Like Gantz for example has characters with realistic faces instead of big eyes and hair colors but to use to this can be expensive so why is it cheaper to use anime and manga faces that lack realistic features like characters with no visible lips?
Like ton.yeung said, more detail takes more time and thus costs more money. In theory you could make an anime with every single frame having the same level of detail as a painting by Leonardo da Vinci, but it would be prohibitively expensive; it took Leonardo years to finish a single painting, and you would need a whole team of Leonardos churning out thousands of them in a limited timeframe.
That said, I doubt that it was significantly more expensive to animate Gantz than, say, K-On. The question seems to presuppose that cost is the only thing keeping anime from having more realistic facial art, but I believe it's more about artistry and style. The experience that Gantz was trying to create was drastically different from the experience that K-On was trying to create.

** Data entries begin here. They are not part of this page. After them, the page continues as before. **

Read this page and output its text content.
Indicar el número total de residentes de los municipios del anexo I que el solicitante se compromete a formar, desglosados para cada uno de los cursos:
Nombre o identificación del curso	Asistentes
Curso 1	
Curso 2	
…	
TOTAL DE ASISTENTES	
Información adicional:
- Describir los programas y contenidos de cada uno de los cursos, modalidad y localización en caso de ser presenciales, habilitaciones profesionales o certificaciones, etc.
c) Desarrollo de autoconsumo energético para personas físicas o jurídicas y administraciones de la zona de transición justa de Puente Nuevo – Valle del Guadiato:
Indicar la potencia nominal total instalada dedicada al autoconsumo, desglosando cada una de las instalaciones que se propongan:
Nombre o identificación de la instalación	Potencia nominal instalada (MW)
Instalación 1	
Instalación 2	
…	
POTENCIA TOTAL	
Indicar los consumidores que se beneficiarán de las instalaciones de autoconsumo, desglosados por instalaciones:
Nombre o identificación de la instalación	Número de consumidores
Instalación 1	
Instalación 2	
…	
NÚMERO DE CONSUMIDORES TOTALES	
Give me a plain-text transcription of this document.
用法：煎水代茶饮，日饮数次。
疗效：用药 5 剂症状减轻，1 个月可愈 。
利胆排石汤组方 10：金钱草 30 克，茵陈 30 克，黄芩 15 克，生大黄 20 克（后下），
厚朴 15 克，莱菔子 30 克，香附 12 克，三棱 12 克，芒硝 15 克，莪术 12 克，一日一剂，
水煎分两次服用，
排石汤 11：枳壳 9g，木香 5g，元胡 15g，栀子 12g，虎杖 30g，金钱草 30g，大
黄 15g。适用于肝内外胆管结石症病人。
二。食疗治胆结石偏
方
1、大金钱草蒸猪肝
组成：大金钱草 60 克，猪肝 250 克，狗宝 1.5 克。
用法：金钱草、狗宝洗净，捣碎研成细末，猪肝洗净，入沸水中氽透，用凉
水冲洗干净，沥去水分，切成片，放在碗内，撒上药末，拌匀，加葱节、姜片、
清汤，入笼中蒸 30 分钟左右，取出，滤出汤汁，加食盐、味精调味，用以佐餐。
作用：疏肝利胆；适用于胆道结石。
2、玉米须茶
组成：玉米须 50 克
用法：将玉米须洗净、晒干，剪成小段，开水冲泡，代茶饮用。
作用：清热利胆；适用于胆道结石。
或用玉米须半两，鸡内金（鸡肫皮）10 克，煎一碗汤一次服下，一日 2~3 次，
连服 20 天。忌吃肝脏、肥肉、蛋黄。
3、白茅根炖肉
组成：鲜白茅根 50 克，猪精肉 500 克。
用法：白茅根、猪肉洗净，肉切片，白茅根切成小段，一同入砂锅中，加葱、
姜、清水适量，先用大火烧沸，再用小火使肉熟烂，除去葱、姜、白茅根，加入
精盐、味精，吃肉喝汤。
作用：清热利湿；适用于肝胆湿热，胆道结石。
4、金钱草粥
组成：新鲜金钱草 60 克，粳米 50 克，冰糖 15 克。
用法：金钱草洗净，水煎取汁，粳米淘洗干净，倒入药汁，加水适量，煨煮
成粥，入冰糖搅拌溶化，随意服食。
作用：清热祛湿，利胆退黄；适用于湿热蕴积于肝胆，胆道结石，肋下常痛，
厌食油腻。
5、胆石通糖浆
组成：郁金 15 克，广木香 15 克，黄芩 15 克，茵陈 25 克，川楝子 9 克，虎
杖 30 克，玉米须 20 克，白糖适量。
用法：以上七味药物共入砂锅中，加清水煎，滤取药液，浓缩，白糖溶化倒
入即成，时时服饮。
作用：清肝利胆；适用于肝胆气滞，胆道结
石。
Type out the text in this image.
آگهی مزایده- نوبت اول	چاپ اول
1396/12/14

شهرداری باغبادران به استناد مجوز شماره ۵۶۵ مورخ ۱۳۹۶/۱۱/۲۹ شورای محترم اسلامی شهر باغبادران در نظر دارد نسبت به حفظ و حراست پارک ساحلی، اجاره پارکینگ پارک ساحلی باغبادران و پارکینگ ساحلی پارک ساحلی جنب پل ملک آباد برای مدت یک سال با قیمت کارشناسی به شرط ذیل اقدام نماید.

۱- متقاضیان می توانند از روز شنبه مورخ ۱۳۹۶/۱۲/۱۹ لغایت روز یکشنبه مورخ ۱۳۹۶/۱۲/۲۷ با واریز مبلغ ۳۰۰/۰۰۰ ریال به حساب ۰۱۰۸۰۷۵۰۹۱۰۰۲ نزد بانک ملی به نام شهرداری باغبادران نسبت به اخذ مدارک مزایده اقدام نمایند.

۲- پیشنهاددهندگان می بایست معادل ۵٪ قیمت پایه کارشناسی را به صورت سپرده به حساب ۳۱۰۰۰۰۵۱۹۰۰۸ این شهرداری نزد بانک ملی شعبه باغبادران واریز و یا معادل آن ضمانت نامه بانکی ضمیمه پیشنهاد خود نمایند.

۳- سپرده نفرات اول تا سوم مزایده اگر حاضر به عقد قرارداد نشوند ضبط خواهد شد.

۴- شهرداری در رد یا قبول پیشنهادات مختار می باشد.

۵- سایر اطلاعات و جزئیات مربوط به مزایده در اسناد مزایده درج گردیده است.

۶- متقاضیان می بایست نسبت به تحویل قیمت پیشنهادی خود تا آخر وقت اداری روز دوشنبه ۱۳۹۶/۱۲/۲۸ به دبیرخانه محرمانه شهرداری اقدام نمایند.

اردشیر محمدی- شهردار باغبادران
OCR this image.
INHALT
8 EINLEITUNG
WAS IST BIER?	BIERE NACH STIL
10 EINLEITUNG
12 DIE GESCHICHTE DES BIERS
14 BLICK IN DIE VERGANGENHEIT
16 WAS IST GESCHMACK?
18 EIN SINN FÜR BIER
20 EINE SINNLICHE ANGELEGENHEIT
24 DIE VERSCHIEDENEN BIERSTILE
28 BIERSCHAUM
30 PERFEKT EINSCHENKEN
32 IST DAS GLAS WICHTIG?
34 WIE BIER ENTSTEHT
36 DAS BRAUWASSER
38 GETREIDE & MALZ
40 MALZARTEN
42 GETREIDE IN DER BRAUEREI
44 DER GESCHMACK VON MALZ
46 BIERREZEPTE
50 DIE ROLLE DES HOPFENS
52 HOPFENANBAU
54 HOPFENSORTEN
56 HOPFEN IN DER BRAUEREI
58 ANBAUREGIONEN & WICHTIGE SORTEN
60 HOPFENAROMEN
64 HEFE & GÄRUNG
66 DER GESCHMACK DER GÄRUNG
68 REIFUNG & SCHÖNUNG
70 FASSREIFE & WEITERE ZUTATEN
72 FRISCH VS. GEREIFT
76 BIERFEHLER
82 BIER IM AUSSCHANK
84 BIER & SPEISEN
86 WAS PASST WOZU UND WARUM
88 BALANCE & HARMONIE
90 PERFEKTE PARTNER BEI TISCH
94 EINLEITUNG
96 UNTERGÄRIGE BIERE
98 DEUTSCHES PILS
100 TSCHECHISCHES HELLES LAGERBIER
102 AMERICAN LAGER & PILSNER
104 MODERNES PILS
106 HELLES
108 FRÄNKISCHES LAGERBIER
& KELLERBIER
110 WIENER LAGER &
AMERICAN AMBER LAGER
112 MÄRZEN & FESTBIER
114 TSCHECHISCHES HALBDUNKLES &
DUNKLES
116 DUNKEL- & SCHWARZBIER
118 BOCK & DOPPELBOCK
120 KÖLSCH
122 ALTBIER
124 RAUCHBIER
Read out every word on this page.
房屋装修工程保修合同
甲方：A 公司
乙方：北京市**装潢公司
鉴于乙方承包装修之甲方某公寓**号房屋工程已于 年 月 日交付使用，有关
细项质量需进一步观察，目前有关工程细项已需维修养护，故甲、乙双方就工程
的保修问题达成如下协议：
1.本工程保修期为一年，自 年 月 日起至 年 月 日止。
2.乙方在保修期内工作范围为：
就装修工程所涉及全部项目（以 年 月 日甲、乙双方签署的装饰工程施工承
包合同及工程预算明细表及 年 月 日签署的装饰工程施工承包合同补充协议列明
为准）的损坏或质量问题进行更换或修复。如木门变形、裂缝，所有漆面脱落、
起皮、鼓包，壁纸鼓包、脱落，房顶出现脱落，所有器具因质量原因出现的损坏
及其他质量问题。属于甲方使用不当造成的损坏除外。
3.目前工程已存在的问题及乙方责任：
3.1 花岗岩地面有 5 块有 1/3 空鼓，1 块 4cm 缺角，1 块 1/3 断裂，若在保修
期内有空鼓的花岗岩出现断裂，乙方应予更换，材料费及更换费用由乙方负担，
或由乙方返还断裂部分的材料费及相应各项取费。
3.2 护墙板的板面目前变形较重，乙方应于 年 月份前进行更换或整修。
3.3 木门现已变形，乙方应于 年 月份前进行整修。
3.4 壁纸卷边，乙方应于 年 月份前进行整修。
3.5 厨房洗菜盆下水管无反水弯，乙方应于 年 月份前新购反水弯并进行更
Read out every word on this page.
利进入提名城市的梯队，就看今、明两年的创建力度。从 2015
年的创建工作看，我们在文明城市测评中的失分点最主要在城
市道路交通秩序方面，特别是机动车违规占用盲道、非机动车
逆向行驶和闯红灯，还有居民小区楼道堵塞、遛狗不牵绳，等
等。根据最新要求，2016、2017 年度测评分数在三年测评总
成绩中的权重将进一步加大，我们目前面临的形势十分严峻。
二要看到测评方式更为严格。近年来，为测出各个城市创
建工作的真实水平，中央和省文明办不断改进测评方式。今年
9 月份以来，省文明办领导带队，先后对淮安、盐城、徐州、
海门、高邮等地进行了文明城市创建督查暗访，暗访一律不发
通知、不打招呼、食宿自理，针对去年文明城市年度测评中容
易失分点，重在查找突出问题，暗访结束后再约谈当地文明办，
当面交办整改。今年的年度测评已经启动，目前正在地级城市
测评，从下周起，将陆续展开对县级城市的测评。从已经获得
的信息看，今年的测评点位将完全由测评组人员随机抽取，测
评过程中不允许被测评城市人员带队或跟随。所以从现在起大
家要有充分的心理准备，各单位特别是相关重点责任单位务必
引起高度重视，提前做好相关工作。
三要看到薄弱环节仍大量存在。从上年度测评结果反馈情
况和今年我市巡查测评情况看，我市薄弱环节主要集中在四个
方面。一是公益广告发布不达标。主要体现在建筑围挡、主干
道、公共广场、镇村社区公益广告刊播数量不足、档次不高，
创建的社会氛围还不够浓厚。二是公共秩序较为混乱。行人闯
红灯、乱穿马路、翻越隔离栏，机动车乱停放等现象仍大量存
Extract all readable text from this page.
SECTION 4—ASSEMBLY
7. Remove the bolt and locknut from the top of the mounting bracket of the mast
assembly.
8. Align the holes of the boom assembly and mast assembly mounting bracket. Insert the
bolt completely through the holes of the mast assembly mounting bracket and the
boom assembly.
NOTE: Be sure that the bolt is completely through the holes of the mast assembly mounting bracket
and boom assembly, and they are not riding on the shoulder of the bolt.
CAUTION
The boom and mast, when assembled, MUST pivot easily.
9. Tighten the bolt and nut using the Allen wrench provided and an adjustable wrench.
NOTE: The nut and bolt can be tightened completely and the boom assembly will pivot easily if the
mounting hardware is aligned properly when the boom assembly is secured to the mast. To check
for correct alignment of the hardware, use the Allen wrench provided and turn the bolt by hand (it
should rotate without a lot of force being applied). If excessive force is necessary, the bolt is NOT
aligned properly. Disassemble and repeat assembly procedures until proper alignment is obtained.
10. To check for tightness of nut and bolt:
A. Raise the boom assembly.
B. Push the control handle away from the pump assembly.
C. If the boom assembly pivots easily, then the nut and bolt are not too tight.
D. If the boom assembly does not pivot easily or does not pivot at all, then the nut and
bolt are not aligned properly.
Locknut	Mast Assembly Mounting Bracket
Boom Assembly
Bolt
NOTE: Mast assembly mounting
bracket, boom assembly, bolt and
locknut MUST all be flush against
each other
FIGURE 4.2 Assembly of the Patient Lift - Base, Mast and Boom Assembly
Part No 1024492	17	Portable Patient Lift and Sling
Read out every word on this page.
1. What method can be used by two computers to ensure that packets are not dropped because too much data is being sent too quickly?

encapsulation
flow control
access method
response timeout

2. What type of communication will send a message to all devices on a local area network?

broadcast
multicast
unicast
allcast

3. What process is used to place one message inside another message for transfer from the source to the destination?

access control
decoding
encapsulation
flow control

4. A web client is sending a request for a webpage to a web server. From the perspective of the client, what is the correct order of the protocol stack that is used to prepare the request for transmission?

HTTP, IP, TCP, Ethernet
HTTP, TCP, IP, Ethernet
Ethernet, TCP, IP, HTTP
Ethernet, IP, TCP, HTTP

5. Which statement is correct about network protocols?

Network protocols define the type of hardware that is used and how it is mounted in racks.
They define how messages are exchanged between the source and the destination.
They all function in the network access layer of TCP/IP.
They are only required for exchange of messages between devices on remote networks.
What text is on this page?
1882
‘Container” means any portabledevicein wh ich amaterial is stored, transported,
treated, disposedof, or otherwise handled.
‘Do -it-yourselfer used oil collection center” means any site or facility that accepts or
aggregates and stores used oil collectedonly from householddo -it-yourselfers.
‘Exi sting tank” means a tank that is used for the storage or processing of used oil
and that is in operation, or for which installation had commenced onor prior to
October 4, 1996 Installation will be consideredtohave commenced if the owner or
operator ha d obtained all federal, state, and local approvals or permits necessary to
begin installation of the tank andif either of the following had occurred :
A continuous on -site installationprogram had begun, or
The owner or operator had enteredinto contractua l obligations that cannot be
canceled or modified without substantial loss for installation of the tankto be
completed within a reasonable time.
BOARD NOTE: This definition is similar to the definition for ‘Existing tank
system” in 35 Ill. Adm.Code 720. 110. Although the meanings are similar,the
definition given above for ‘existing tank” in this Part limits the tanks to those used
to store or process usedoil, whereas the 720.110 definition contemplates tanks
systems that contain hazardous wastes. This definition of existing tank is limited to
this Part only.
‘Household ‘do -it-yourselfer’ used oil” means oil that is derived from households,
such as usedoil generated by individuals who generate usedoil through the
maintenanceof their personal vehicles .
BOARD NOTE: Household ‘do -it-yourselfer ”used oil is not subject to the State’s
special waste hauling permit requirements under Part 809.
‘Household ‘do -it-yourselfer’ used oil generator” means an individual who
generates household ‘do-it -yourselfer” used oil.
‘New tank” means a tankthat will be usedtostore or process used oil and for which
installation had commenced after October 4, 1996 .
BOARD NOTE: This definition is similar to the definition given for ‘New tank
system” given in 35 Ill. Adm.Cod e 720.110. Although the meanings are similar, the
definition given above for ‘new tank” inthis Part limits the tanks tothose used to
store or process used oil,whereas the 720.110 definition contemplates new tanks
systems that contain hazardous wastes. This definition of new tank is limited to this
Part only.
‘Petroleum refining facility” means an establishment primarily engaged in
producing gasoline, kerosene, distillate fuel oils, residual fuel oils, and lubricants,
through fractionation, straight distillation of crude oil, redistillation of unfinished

The K-On characters are lacking some facial detail compared to the Gantz characters (in line with well-known rules of cuteness that, yes, seriously, have been studied and derived by anthropologists). Gantz uses smaller eyes, chunkier bodies, and a more subdued color palette; this makes it seem more realistic. However, we can see that both of them are lacking a lot of detail compared with, say, the work of American comics artist Alex Ross.
(I should note that Ross is primarily a cover artist, because of the time it takes him to produce works of such high detail. To create an animated feature at Ross's level of detail would be untenable.)
Also, shows like K-On and Clannad often have very detailed clothes, backgrounds, and other objects. Look at the instruments in K-On.
Look at the detail in the background of this random screenshot from Clannad.
So I don't think the difference in style is primarily about cost. It's about artistry. K-On was well enough funded to make its art look like Gantz had the creators wanted to; but that art style didn't fit with the goals and aesthetic sense of the series. It's the same reason Bugs Bunny looks like this:
and not like this:
While the typical anime art style may have originally been created as cost-saving measure, that seems to be no longer the case. It is recognized as a unique style on its own and appreciated by many people on that basis, the same as the highly unnatural Cubism and Mannerism (which produced what seems to be the first known forerunner of the Shaft head tilt).